Dependent co-arising (Sanskrit: pratītyasamutpāda) is the central ontological doctrine of Buddhist philosophy, articulated most rigorously by the second-century philosopher Nāgārjuna. It holds that nothing possesses svabhāva — self-nature — no thing exists by its own power, from its own side, independent of the conditions that give rise to it. Everything arises in dependence on other things, which themselves arise in dependence on further things, in a web of mutual conditioning with no first cause and no unconditioned ground. Macy's doctoral work traced the structural parallel between this ancient Buddhist insight and the cybernetic concept of feedback, arguing that two traditions separated by twenty-five centuries had arrived at the same view of reality through different methods. The convergence, she argued, is diagnostic of the reality itself.
Nāgārjuna's articulation in the Mūlamadhyamakakārikā (Fundamental Verses on the Middle Way) demolishes the notion of independent existence through a systematic logical analysis. Every entity, every property, every event is shown to depend on conditions outside itself for its existence as the thing it is. The flame depends on the wick, the wick depends on the wax, the wax depends on the bee, and so on without terminus. The doctrine is not a claim about causation in the Western sense; it is a claim about the structure of existence itself.

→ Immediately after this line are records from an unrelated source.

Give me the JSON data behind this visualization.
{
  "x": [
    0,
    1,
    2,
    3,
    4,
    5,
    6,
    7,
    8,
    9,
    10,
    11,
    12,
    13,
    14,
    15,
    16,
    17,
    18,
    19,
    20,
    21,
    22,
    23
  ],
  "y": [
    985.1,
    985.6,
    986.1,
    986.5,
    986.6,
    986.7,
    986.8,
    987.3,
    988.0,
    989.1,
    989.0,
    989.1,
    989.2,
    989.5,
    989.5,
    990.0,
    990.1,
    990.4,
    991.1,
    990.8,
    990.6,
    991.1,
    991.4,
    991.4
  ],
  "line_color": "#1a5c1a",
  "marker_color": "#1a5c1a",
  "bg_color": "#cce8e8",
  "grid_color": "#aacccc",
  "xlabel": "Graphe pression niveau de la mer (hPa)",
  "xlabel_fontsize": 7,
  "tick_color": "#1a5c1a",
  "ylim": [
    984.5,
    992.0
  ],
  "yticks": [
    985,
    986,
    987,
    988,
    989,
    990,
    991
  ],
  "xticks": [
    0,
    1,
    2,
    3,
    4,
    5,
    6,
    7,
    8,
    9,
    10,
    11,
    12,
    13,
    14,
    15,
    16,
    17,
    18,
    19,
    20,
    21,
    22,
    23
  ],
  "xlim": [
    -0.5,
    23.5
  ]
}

Applied to AI collaboration, dependent co-arising illuminates why the authorship question feels intractable. The thought that emerges in a human-AI dialogue does not have a single origin because the thinking is itself a co-arising — the human's question shaped by expectations of the machine, the machine's response shaped by training data produced by many humans, the human's revised question shaped by the response, in a chain of dependence with no independent originator.
The doctrine has ethical weight in Buddhist practice. Because nothing exists independently, the suffering of any being is structurally connected to the conditions affecting all beings. The bodhisattva vow to work for the liberation of all sentient beings is grounded in this ontology: the vow is not altruism added to self-interest but the accurate response to the perception that self and other are co-arising configurations of the same dependent pattern.
Macy's innovation was to place the doctrine in dialogue with Western systems thinking, showing that Bateson's ecology of mind and Bertalanffy's general systems theory had independently developed frameworks structurally parallel to Nāgārjuna's. The convergence was not coincidental, Macy argued — it pointed to the reality of mutual causation as a feature of living systems.
The doctrine is articulated in numerous Buddhist sutras and was developed philosophically by Nāgārjuna in the second century CE. Macy's synthesis with systems theory was her doctoral contribution, refined across decades of both scholarly and contemplative practice.
No self-nature. Nothing possesses independent, self-sustaining existence; everything arises in dependence.
The web has no terminus. The chain of dependence does not bottom out in some unconditioned ground; it extends in every direction without end.
Structural parallel with cybernetics. The feedback loops of living systems exhibit the same non-linear, mutually-constituting structure the doctrine describes.
Ethical implications. The perception of dependent co-arising grounds the bodhisattva commitment to the liberation of all beings as accurate response rather than altruistic addition.
Diagnostic convergence. Two traditions arriving independently at the same ontological insight suggests the insight tracks reality rather than reflecting cultural construction.
Contemporary Buddhist philosophers have debated whether Macy's synthesis with systems theory is faithful to Nāgārjuna's more radical ontology — whether the cybernetic framework preserves the full weight of the doctrine's refusal of substance. Macy acknowledged the question and argued that the synthesis illuminates both traditions without reducing either to the other.